Magneto Optic Kerr Effect (MOKE) Measurements

ID: DGC21.011.00

The above Figure shows MOKE hysteresis loops of Terfenol-D thin film on Silicon substrate at different strain levels. A four-point bending fixture is employed to strain the thin film. The change in coercivity with strain can be used to calculate the film’s magnetostriction.

Sample Sizes:

  • Length > 26 mm and < 40 mm

  • Width > 4 mm and < 8 mm

  • Length/ Width Ratio > 4


The Magneto-Optic Kerr Effect (MOKE) describes changes to light reflected from a magnetic surface. These changes result from the off-diagonal components of the dielectric tensor. These off-diagonal components give the magneto-optic material an anisotropic permittivity, meaning that its permittivity is different in different directions.

There are two main types of MOKE measurements. Transverse/Longitudinal MOKE to detect in-plane magnetization and Polar MOKE to detect out-of-plane magnetization.

The experimental setup consists of:

  • An electromagnet with bipolar power supply to generate the magnetic field

  • A polarized light source for probing the sample's magnetization

  • A photoelastic modulator to periodically modulate the light between left and right circularly polarized light

  • A photo detector to detect the reflected light from the sample

  • A lock-in-amplifier to improve the signal to noise ratio

  • A GPIB card to control the magnetic power supply and the lock-in amplifier through the computer

Each sample is loaded into the custom MOKE fixture. This fixture enables the sample to be tested per ASTM standard D6272 [Standard Test Method for Flexural Properties of Unreinforced and Reinforced Plastics and Electrical Insulating Materials by Four-Point Bending].
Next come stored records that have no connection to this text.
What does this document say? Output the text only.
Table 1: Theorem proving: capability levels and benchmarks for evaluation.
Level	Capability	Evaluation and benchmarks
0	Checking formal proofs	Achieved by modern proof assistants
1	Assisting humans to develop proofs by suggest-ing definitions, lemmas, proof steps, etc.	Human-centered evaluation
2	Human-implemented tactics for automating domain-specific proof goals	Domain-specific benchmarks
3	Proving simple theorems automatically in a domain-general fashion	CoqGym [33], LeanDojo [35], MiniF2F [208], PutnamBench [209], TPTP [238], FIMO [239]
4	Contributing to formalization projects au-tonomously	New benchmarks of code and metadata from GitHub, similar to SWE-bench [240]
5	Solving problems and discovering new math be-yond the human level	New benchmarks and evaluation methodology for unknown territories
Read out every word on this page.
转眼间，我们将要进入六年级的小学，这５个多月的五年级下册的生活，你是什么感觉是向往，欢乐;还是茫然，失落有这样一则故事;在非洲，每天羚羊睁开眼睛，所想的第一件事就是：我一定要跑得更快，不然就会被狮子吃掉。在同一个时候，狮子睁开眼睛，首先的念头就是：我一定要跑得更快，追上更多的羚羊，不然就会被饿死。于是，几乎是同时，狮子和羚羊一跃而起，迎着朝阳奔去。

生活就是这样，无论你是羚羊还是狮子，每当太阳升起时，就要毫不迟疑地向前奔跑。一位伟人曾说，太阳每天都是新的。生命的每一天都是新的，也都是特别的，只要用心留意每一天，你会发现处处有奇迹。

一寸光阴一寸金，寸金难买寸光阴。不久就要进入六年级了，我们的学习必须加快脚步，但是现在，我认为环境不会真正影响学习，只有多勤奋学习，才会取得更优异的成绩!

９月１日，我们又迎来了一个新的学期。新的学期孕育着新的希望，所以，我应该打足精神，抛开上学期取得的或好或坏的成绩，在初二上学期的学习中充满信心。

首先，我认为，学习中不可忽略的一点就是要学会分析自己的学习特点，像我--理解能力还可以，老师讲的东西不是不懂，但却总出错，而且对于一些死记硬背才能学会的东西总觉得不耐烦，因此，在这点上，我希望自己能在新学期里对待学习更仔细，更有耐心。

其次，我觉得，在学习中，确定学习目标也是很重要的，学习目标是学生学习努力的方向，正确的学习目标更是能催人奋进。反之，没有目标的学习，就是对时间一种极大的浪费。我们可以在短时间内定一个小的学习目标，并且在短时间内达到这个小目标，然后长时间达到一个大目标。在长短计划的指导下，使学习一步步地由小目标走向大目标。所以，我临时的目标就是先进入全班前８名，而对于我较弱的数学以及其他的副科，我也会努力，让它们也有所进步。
This test results in Kerr rotation and Kerr ellipticity measured at different fields. These measurements are used to produce a hysteresis loop. By measuring the change in M vs H loops with the applied strain one is able to calculate the coupling between magnetic and mechanical fields and estimate the magnetostriction values. Therefore resulting in a measurement of the magnetostriction in thin magnetic film structures. This technique can be used for the following studies

  • Magnetic Nanostructures

  • Magnetostriction

  • Exchange-bias

  • Spintronics